I am thinking about how to compile arrays in x86-64 assembly.
I am reading "Computer Systems - A Programmer's Perspective" and the authors give the following formula:
E[i] -> `movl (%rdx, %rcx, 4i), %eax`
But I just used Compiler Explorer and GCC 12.2 to see the generated assembly for the following program:
int main() {
int arr[] = {3,4,5};
for (int i = 0; i < 3; i++) {
arr[i];
}
}
The generated code for this is:
main:
push rbp
mov rbp, rsp
mov DWORD PTR [rbp-16], 3
mov DWORD PTR [rbp-12], 4
mov DWORD PTR [rbp-8], 5
mov DWORD PTR [rbp-4], 0
jmp .L2
.L3:
add DWORD PTR [rbp-4], 1
.L2:
cmp DWORD PTR [rbp-4], 2
jle .L3
mov eax, 0
pop rbp
ret
Here is a quote from a stackoverflow answer that explains what the registers RBP and RSP are doing:
rbp is the frame pointer on x86_64. In your generated code, it gets a snapshot of the stack pointer (rsp) so that when adjustments are made to rsp (i.e. reserving space for local variables or pushing values on to the stack), local variables and function parameters are still accessible from a constant offset from rbp.
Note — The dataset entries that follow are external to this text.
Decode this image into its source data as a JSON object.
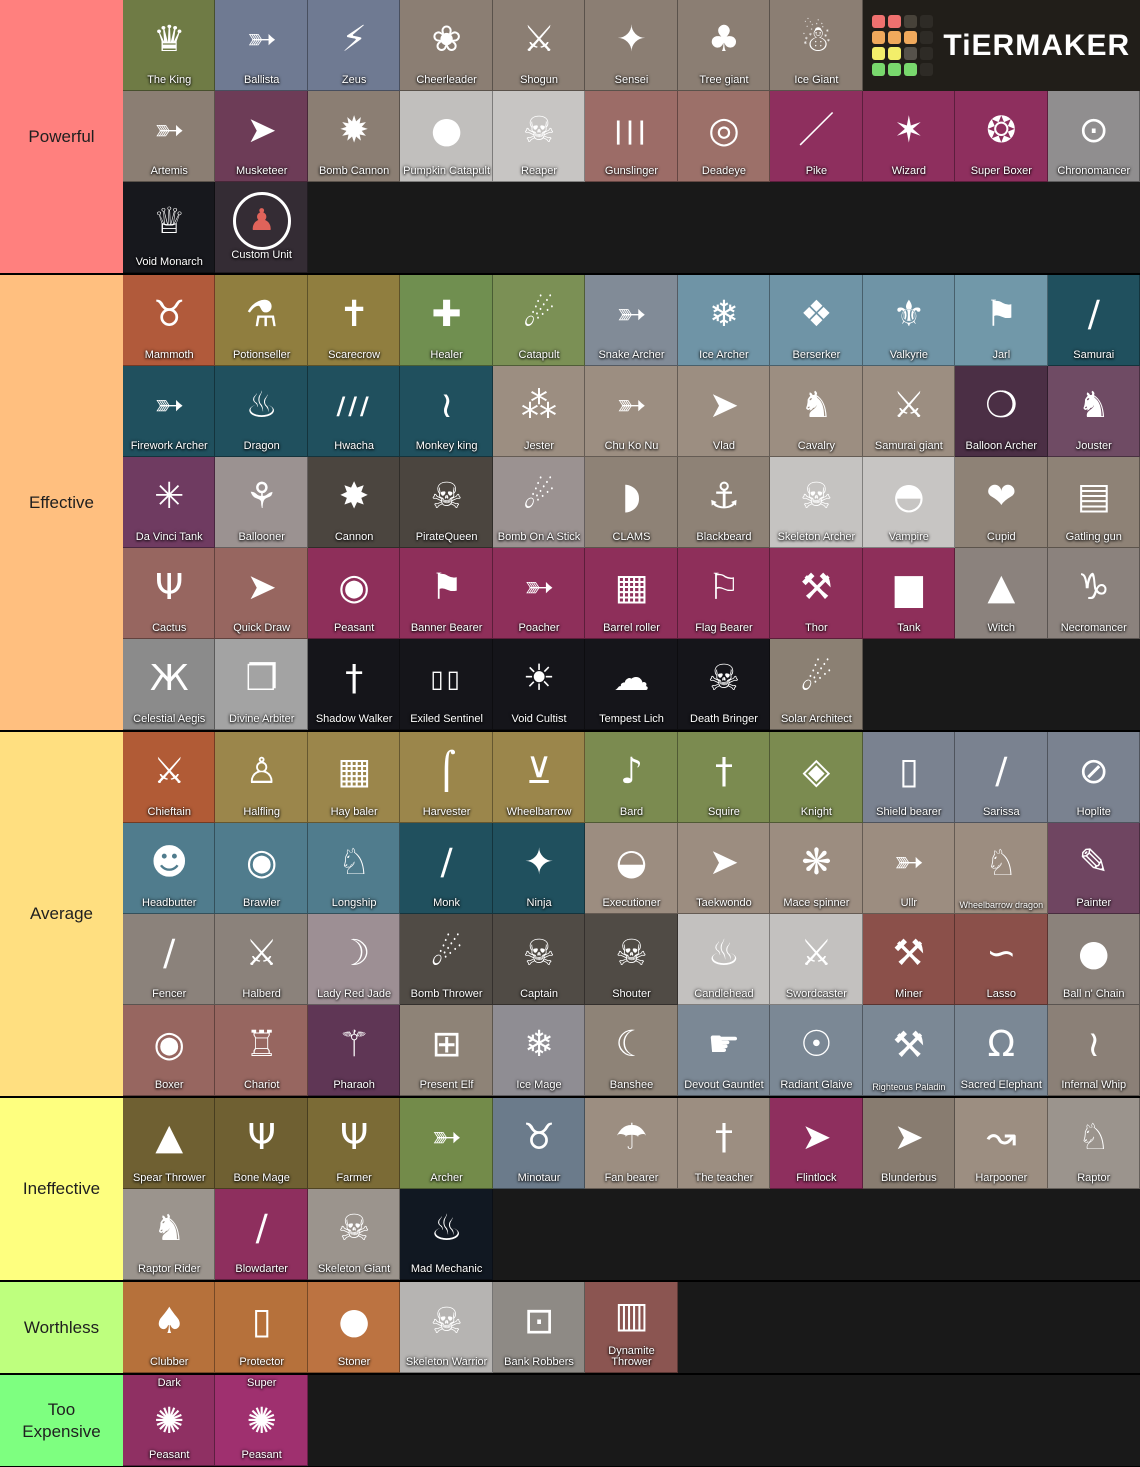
{
  "board": {
    "bg": "#131313",
    "content_bg": "#191919",
    "divider": "#000000",
    "label_text_color": "#1f1f1f"
  },
  "logo": {
    "text": "TiERMAKER",
    "bg": "#211e19",
    "grid": [
      "#ef716f",
      "#ef716f",
      "#474239",
      "#2e2b26",
      "#f0a95c",
      "#f0a95c",
      "#f0a95c",
      "#2e2b26",
      "#f3ee6a",
      "#f3ee6a",
      "#56524b",
      "#2e2b26",
      "#79d86d",
      "#79d86d",
      "#79d86d",
      "#2e2b26"
    ]
  },
  "tiers": [
    {
      "label": "Powerful",
      "color": "#ff807e",
      "rows": 3,
      "tiles": [
        {
          "l": "The King",
          "c": "#6f7b45",
          "g": "♛",
          "i": "crown-icon"
        },
        {
          "l": "Ballista",
          "c": "#6f7a92",
          "g": "➳",
          "i": "ballista-icon"
        },
        {
          "l": "Zeus",
          "c": "#6f7a92",
          "g": "⚡",
          "i": "lightning-icon"
        },
        {
          "l": "Cheerleader",
          "c": "#8b7e73",
          "g": "❀",
          "i": "pompom-icon"
        },
        {
          "l": "Shogun",
          "c": "#8b7e73",
          "g": "⚔",
          "i": "crossed-swords-icon"
        },
        {
          "l": "Sensei",
          "c": "#8b7e73",
          "g": "✦",
          "i": "shuriken-icon"
        },
        {
          "l": "Tree giant",
          "c": "#8b7e73",
          "g": "♣",
          "i": "tree-icon"
        },
        {
          "l": "Ice Giant",
          "c": "#8b7e73",
          "g": "☃",
          "i": "ice-giant-icon"
        },
        {
          "l": "Artemis",
          "c": "#8b7e73",
          "g": "➳",
          "i": "bow-arrow-icon"
        },
        {
          "l": "Musketeer",
          "c": "#6d3c57",
          "g": "➤",
          "i": "musket-icon"
        },
        {
          "l": "Bomb Cannon",
          "c": "#8b7e73",
          "g": "✹",
          "i": "bomb-blast-icon"
        },
        {
          "l": "Pumpkin Catapult",
          "c": "#c1bfbd",
          "g": "●",
          "i": "pumpkin-icon"
        },
        {
          "l": "Reaper",
          "c": "#c7c5c3",
          "g": "☠",
          "i": "reaper-hood-icon"
        },
        {
          "l": "Gunslinger",
          "c": "#9c6c67",
          "g": "|||",
          "i": "falling-bullets-icon"
        },
        {
          "l": "Deadeye",
          "c": "#9c7069",
          "g": "◎",
          "i": "target-icon"
        },
        {
          "l": "Pike",
          "c": "#8e2f5e",
          "g": "／",
          "i": "pike-icon"
        },
        {
          "l": "Wizard",
          "c": "#8e2f5e",
          "g": "✶",
          "i": "wizard-hat-icon"
        },
        {
          "l": "Super Boxer",
          "c": "#8e2f5e",
          "g": "❂",
          "i": "boxing-gloves-icon"
        },
        {
          "l": "Chronomancer",
          "c": "#908e8f",
          "g": "⊙",
          "i": "chrono-dial-icon"
        },
        {
          "l": "Void Monarch",
          "c": "#17181d",
          "g": "♕",
          "i": "void-crown-icon"
        },
        {
          "l": "Custom Unit",
          "c": "#342c34",
          "g": "♟",
          "gc": "#e0635a",
          "ring": true,
          "i": "custom-figure-icon"
        }
      ]
    },
    {
      "label": "Effective",
      "color": "#ffbf7f",
      "rows": 5,
      "tiles": [
        {
          "l": "Mammoth",
          "c": "#b15a3b",
          "g": "♉",
          "i": "mammoth-icon"
        },
        {
          "l": "Potionseller",
          "c": "#907e3f",
          "g": "⚗",
          "i": "potion-flask-icon"
        },
        {
          "l": "Scarecrow",
          "c": "#907e3f",
          "g": "✝",
          "i": "scarecrow-icon"
        },
        {
          "l": "Healer",
          "c": "#708f50",
          "g": "✚",
          "i": "healer-mitre-icon"
        },
        {
          "l": "Catapult",
          "c": "#7b9055",
          "g": "☄",
          "i": "catapult-icon"
        },
        {
          "l": "Snake Archer",
          "c": "#818b97",
          "g": "➳",
          "i": "snake-bow-icon"
        },
        {
          "l": "Ice Archer",
          "c": "#6f94a6",
          "g": "❄",
          "i": "ice-bow-icon"
        },
        {
          "l": "Berserker",
          "c": "#6f94a6",
          "g": "❖",
          "i": "berserker-face-icon"
        },
        {
          "l": "Valkyrie",
          "c": "#6f94a6",
          "g": "⚜",
          "i": "valkyrie-wings-icon"
        },
        {
          "l": "Jarl",
          "c": "#7198a9",
          "g": "⚑",
          "i": "jarl-axe-icon"
        },
        {
          "l": "Samurai",
          "c": "#20505e",
          "g": "∕",
          "i": "katana-icon"
        },
        {
          "l": "Firework Archer",
          "c": "#20505e",
          "g": "➳",
          "i": "firework-bow-icon"
        },
        {
          "l": "Dragon",
          "c": "#20505e",
          "g": "♨",
          "i": "flame-icon"
        },
        {
          "l": "Hwacha",
          "c": "#20505e",
          "g": "///",
          "i": "hwacha-arrows-icon"
        },
        {
          "l": "Monkey king",
          "c": "#20505e",
          "g": "≀",
          "i": "monkey-staff-icon"
        },
        {
          "l": "Jester",
          "c": "#9c8e81",
          "g": "⁂",
          "i": "jester-hat-icon"
        },
        {
          "l": "Chu Ko Nu",
          "c": "#9c8e81",
          "g": "➳",
          "i": "chu-ko-nu-icon"
        },
        {
          "l": "Vlad",
          "c": "#9c8e81",
          "g": "➤",
          "i": "stake-icon"
        },
        {
          "l": "Cavalry",
          "c": "#9c8e81",
          "g": "♞",
          "i": "cavalry-horse-icon"
        },
        {
          "l": "Samurai giant",
          "c": "#9c8e81",
          "g": "⚔",
          "i": "samurai-giant-icon"
        },
        {
          "l": "Balloon Archer",
          "c": "#4b2f45",
          "g": "❍",
          "i": "balloon-bow-icon"
        },
        {
          "l": "Jouster",
          "c": "#6f4b64",
          "g": "♞",
          "i": "jouster-horse-icon"
        },
        {
          "l": "Da Vinci Tank",
          "c": "#6f3b61",
          "g": "✳",
          "i": "davinci-wheel-icon"
        },
        {
          "l": "Ballooner",
          "c": "#9b9291",
          "g": "⚘",
          "i": "balloon-bouquet-icon"
        },
        {
          "l": "Cannon",
          "c": "#4b453f",
          "g": "✸",
          "i": "cannon-blast-icon"
        },
        {
          "l": "PirateQueen",
          "c": "#4b453f",
          "g": "☠",
          "i": "pirate-queen-icon"
        },
        {
          "l": "Bomb On A Stick",
          "c": "#9b9291",
          "g": "☄",
          "i": "bomb-stick-icon"
        },
        {
          "l": "CLAMS",
          "c": "#8e8276",
          "g": "◗",
          "i": "clam-shell-icon"
        },
        {
          "l": "Blackbeard",
          "c": "#8e8276",
          "g": "⚓",
          "i": "anchor-icon"
        },
        {
          "l": "Skeleton Archer",
          "c": "#c5c3c1",
          "g": "☠",
          "i": "skeleton-bow-icon"
        },
        {
          "l": "Vampire",
          "c": "#c7c5c3",
          "g": "◓",
          "i": "vampire-mask-icon"
        },
        {
          "l": "Cupid",
          "c": "#8e8276",
          "g": "❤",
          "i": "cupid-bow-icon"
        },
        {
          "l": "Gatling gun",
          "c": "#8e8276",
          "g": "▤",
          "i": "gatling-barrels-icon"
        },
        {
          "l": "Cactus",
          "c": "#976660",
          "g": "Ψ",
          "i": "cactus-icon"
        },
        {
          "l": "Quick Draw",
          "c": "#976660",
          "g": "➤",
          "i": "quick-draw-gun-icon"
        },
        {
          "l": "Peasant",
          "c": "#8e2f5a",
          "g": "◉",
          "i": "peasant-hood-icon"
        },
        {
          "l": "Banner Bearer",
          "c": "#8e2f5a",
          "g": "⚑",
          "i": "banner-pole-icon"
        },
        {
          "l": "Poacher",
          "c": "#8e2f5a",
          "g": "➳",
          "i": "poacher-bow-icon"
        },
        {
          "l": "Barrel roller",
          "c": "#8e2f5a",
          "g": "▦",
          "i": "barrel-icon"
        },
        {
          "l": "Flag Bearer",
          "c": "#8e2f5a",
          "g": "⚐",
          "i": "flag-icon"
        },
        {
          "l": "Thor",
          "c": "#8e2f5a",
          "g": "⚒",
          "i": "thor-hammer-icon"
        },
        {
          "l": "Tank",
          "c": "#8e2f5a",
          "g": "▆",
          "i": "tank-icon"
        },
        {
          "l": "Witch",
          "c": "#8b827d",
          "g": "▲",
          "i": "witch-hat-icon"
        },
        {
          "l": "Necromancer",
          "c": "#8b827d",
          "g": "♑",
          "i": "ram-skull-icon"
        },
        {
          "l": "Celestial Aegis",
          "c": "#8b8b8b",
          "g": "Ж",
          "i": "butterfly-icon"
        },
        {
          "l": "Divine Arbiter",
          "c": "#a3a3a3",
          "g": "❐",
          "i": "tome-icon"
        },
        {
          "l": "Shadow Walker",
          "c": "#15151a",
          "g": "†",
          "i": "shadow-dagger-icon"
        },
        {
          "l": "Exiled Sentinel",
          "c": "#15151a",
          "g": "▯▯",
          "i": "sentinel-feet-icon"
        },
        {
          "l": "Void Cultist",
          "c": "#15151a",
          "g": "☀",
          "i": "void-staff-icon"
        },
        {
          "l": "Tempest Lich",
          "c": "#15151a",
          "g": "☁",
          "i": "storm-cloud-icon"
        },
        {
          "l": "Death Bringer",
          "c": "#15151a",
          "g": "☠",
          "i": "horned-skull-icon"
        },
        {
          "l": "Solar Architect",
          "c": "#8b8073",
          "g": "☄",
          "i": "solar-hammer-icon"
        }
      ]
    },
    {
      "label": "Average",
      "color": "#ffdf80",
      "rows": 4,
      "tiles": [
        {
          "l": "Chieftain",
          "c": "#b15b36",
          "g": "⚔",
          "i": "crossed-axes-icon"
        },
        {
          "l": "Halfling",
          "c": "#9b864b",
          "g": "♙",
          "i": "halfling-hat-icon"
        },
        {
          "l": "Hay baler",
          "c": "#9b864b",
          "g": "▦",
          "i": "hay-bale-icon"
        },
        {
          "l": "Harvester",
          "c": "#9b864b",
          "g": "⌠",
          "i": "scythe-icon"
        },
        {
          "l": "Wheelbarrow",
          "c": "#9b864b",
          "g": "⊻",
          "i": "wheelbarrow-icon"
        },
        {
          "l": "Bard",
          "c": "#7b8b50",
          "g": "♪",
          "i": "bard-lute-icon"
        },
        {
          "l": "Squire",
          "c": "#7b8b50",
          "g": "†",
          "i": "squire-sword-icon"
        },
        {
          "l": "Knight",
          "c": "#7b8b50",
          "g": "◈",
          "i": "knight-shield-icon"
        },
        {
          "l": "Shield bearer",
          "c": "#7a8290",
          "g": "▯",
          "i": "tower-shield-icon"
        },
        {
          "l": "Sarissa",
          "c": "#7a8290",
          "g": "∕",
          "i": "sarissa-spear-icon"
        },
        {
          "l": "Hoplite",
          "c": "#7a8290",
          "g": "⊘",
          "i": "hoplite-shield-icon"
        },
        {
          "l": "Headbutter",
          "c": "#507c8d",
          "g": "☻",
          "i": "headbutt-icon"
        },
        {
          "l": "Brawler",
          "c": "#507c8d",
          "g": "◉",
          "i": "brawler-disc-icon"
        },
        {
          "l": "Longship",
          "c": "#507c8d",
          "g": "♘",
          "i": "longship-icon"
        },
        {
          "l": "Monk",
          "c": "#20505e",
          "g": "∕",
          "i": "monk-staff-icon"
        },
        {
          "l": "Ninja",
          "c": "#20505e",
          "g": "✦",
          "i": "ninja-star-icon"
        },
        {
          "l": "Executioner",
          "c": "#9c8d80",
          "g": "◒",
          "i": "executioner-hood-icon"
        },
        {
          "l": "Taekwondo",
          "c": "#9c8d80",
          "g": "➤",
          "i": "taekwondo-kick-icon"
        },
        {
          "l": "Mace spinner",
          "c": "#9c8d80",
          "g": "❋",
          "i": "spiked-maces-icon"
        },
        {
          "l": "Ullr",
          "c": "#9c8d80",
          "g": "➳",
          "i": "ullr-arrow-axe-icon"
        },
        {
          "l": "Wheelbarrow dragon",
          "c": "#9c8d80",
          "g": "♘",
          "i": "wheelbarrow-dragon-icon",
          "small": true
        },
        {
          "l": "Painter",
          "c": "#6f4561",
          "g": "✎",
          "i": "paint-brush-icon"
        },
        {
          "l": "Fencer",
          "c": "#8b827b",
          "g": "∕",
          "i": "fencer-foil-icon"
        },
        {
          "l": "Halberd",
          "c": "#8b827b",
          "g": "⚔",
          "i": "halberd-icon"
        },
        {
          "l": "Lady Red Jade",
          "c": "#9d8f94",
          "g": "☽",
          "i": "jade-sword-icon"
        },
        {
          "l": "Bomb Thrower",
          "c": "#504b45",
          "g": "☄",
          "i": "thrown-bomb-icon"
        },
        {
          "l": "Captain",
          "c": "#504b45",
          "g": "☠",
          "i": "captain-skull-icon"
        },
        {
          "l": "Shouter",
          "c": "#504b45",
          "g": "☠",
          "i": "shouter-skull-icon"
        },
        {
          "l": "Candlehead",
          "c": "#c3c1bf",
          "g": "♨",
          "i": "candle-icon"
        },
        {
          "l": "Swordcaster",
          "c": "#c3c1bf",
          "g": "⚔",
          "i": "sword-caster-icon"
        },
        {
          "l": "Miner",
          "c": "#8b504a",
          "g": "⚒",
          "i": "pickaxe-icon"
        },
        {
          "l": "Lasso",
          "c": "#8b504a",
          "g": "∽",
          "i": "lasso-rope-icon"
        },
        {
          "l": "Ball n' Chain",
          "c": "#8b827b",
          "g": "●",
          "i": "ball-chain-icon"
        },
        {
          "l": "Boxer",
          "c": "#976660",
          "g": "◉",
          "i": "boxing-glove-icon"
        },
        {
          "l": "Chariot",
          "c": "#976660",
          "g": "♖",
          "i": "chariot-icon"
        },
        {
          "l": "Pharaoh",
          "c": "#5f3655",
          "g": "⚚",
          "i": "pharaoh-staff-icon"
        },
        {
          "l": "Present Elf",
          "c": "#8e8377",
          "g": "⊞",
          "i": "present-icon"
        },
        {
          "l": "Ice Mage",
          "c": "#8f8d93",
          "g": "❄",
          "i": "ice-crystal-icon"
        },
        {
          "l": "Banshee",
          "c": "#8e8377",
          "g": "☾",
          "i": "banshee-icon"
        },
        {
          "l": "Devout Gauntlet",
          "c": "#7b8895",
          "g": "☛",
          "i": "gauntlet-arm-icon"
        },
        {
          "l": "Radiant Glaive",
          "c": "#7b8895",
          "g": "☉",
          "i": "radiant-halo-icon"
        },
        {
          "l": "Righteous Paladin",
          "c": "#7b8895",
          "g": "⚒",
          "i": "paladin-hammer-icon",
          "small": true
        },
        {
          "l": "Sacred Elephant",
          "c": "#7b8895",
          "g": "Ω",
          "i": "elephant-helm-icon"
        },
        {
          "l": "Infernal Whip",
          "c": "#8b8077",
          "g": "≀",
          "i": "spiked-whip-icon"
        }
      ]
    },
    {
      "label": "Ineffective",
      "color": "#feff7f",
      "rows": 2,
      "tiles": [
        {
          "l": "Spear Thrower",
          "c": "#6f6032",
          "g": "▲",
          "i": "spearhead-icon"
        },
        {
          "l": "Bone Mage",
          "c": "#6f6032",
          "g": "Ψ",
          "i": "antler-skull-icon"
        },
        {
          "l": "Farmer",
          "c": "#7b6b36",
          "g": "Ψ",
          "i": "trident-icon"
        },
        {
          "l": "Archer",
          "c": "#738b4a",
          "g": "➳",
          "i": "archer-bow-icon"
        },
        {
          "l": "Minotaur",
          "c": "#6b7b8b",
          "g": "♉",
          "i": "bull-skull-icon"
        },
        {
          "l": "Fan bearer",
          "c": "#9c8e81",
          "g": "☂",
          "i": "fan-balloon-icon"
        },
        {
          "l": "The teacher",
          "c": "#9c8e81",
          "g": "†",
          "i": "teacher-sword-icon"
        },
        {
          "l": "Flintlock",
          "c": "#8e2f5e",
          "g": "➤",
          "i": "flintlock-pistol-icon"
        },
        {
          "l": "Blunderbus",
          "c": "#887c70",
          "g": "➤",
          "i": "blunderbuss-icon"
        },
        {
          "l": "Harpooner",
          "c": "#9c8e81",
          "g": "↝",
          "i": "harpoon-icon"
        },
        {
          "l": "Raptor",
          "c": "#9b948d",
          "g": "♘",
          "i": "raptor-head-icon"
        },
        {
          "l": "Raptor Rider",
          "c": "#9b948d",
          "g": "♞",
          "i": "raptor-rider-icon"
        },
        {
          "l": "Blowdarter",
          "c": "#8e2f5e",
          "g": "∕",
          "i": "blowpipe-icon"
        },
        {
          "l": "Skeleton Giant",
          "c": "#9b948d",
          "g": "☠",
          "i": "giant-skull-icon"
        },
        {
          "l": "Mad Mechanic",
          "c": "#111822",
          "g": "♨",
          "i": "mech-flame-icon"
        }
      ]
    },
    {
      "label": "Worthless",
      "color": "#beff7e",
      "rows": 1,
      "tiles": [
        {
          "l": "Clubber",
          "c": "#b6713b",
          "g": "♠",
          "i": "club-icon"
        },
        {
          "l": "Protector",
          "c": "#b6713b",
          "g": "▯",
          "i": "protector-shield-icon"
        },
        {
          "l": "Stoner",
          "c": "#bc7341",
          "g": "●",
          "i": "boulder-icon"
        },
        {
          "l": "Skeleton Warrior",
          "c": "#b6b4b2",
          "g": "☠",
          "i": "skeleton-sword-icon"
        },
        {
          "l": "Bank Robbers",
          "c": "#8e8a85",
          "g": "⊡",
          "i": "bank-frame-icon"
        },
        {
          "l": "Dynamite Thrower",
          "c": "#8b5551",
          "g": "▥",
          "i": "dynamite-icon"
        }
      ]
    },
    {
      "label": "Too Expensive",
      "color": "#7eff80",
      "rows": 1,
      "tiles": [
        {
          "l": "Peasant",
          "lt": "Dark",
          "c": "#8f3063",
          "g": "✺",
          "i": "dark-hands-icon"
        },
        {
          "l": "Peasant",
          "lt": "Super",
          "c": "#9f306f",
          "g": "✺",
          "i": "super-arms-icon"
        }
      ]
    }
  ]
}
Is RBP 16 here? For example rbp - 16 = 0
, rbp - 12 = 4
, rbp - 8 = 8
which kind of satisfies the formula.
Anyway, could you please give me an idea of how the formula from the textbook is related to the generated code from GCC?
arr[i];
as a C statement compiles to zero instructions, even in a debug build, since arr
isn't volatile
. All the asm you're seeing is just locals at fixed locations.
If you're used to looking at AT&T syntax, use the output dropdown on Godbolt to uncheck "Intel Syntax".
Also, you could get useful asm to look at by writing a function that takes a pointer arg and sums it for example, so you can enable light optimization without having the array optimize away to just returning a constant. You could use volatile
to force it not to if you really want to see asm that stores array initializers to the stack instead of just taking a function arg. You're writing this to look at the asm, not run it, so don't write a main()
. (In general see How to remove "noise" from GCC/clang assembly output?)
int sumarr(int *arr){
register int sum = 0; // register keyword is useful in GCC if you're going to disable optimization
for (int i=0 ; i<1024 ; i++){
sum += arr[i];
}
return sum;
}
Godbolt - gcc 12 with -Og
uses an indexed addressing mode like you expect; most other optimization levels do a pointer increment.
# gcc -Og
sumarr:
movl $0, %eax
movl $0, %edx
jmp .L2 # jump to the loop condition, redundant because 0 <= 1023 is known true; could just fall through into the loop, but -Og maybe intentionally preserves that execution? It doesn't in general give consistent debugging.
.L3: # do {
movslq %eax, %rcx # sign-extend int to intptr_t since -Og doesn't optimize much
addl (%rdi,%rcx,4), %edx # edx += *(rdi + rcx*4) = array[i]
addl $1, %eax
.L2: # loop entry point for first iteration
cmpl $1023, %eax
jle .L3 # }while(i<=1023)
movl %edx, %eax # at low optimization levels, GCC didn't sum into the return-value register in the first place.
ret
With a normal level of optimization like -O2
, we get a pointer increment:
# GCC -O2 -fno-tree-vectorize (-O2 by itself would vectorize with SIMD)
sumarr:
leaq 4096(%rdi), %rdx # endp = ptr + len
xorl %eax, %eax # sum = 0
.L2: # do {
addl (%rdi), %eax
addq $4, %rdi
cmpq %rdx, %rdi
jne .L2 # }while(p != endp)
ret
The amount of memory reserved for the local variables is always a multiple of 16 bytes, to keep the stack aligned to 16 bytes. in reality it should be 0 but it needs to be a multiple of 16?
That's an over-simplification, but yes in this case 0*16 = 0
is a multiple of 16 which maintains stack alignment for RSP after push rbp
. The actual space it uses is in the red zone, 128 bytes below RSP.
The amount of stack space reserved for locals is always a multiple of 8, either odd or even depending on how many pushes it did, so the total movement of RSP is 16*n + 8
.
In this case where it doesn't need to preserve any call-preserved registers like RBX, it only pushed RBP (because -fno-omit-frame-pointer
is the default at -O0
.)
It doesn't sub rsp, 16
because the x86-64 SysV ABI includes a red-zone; the 128 bytes below RSP are safe from signal handlers or anything stepping on them asynchronously, so can be used without "reserving". Use -mno-red-zone
to stop GCC doing that, if you want to see it reserve space for an array.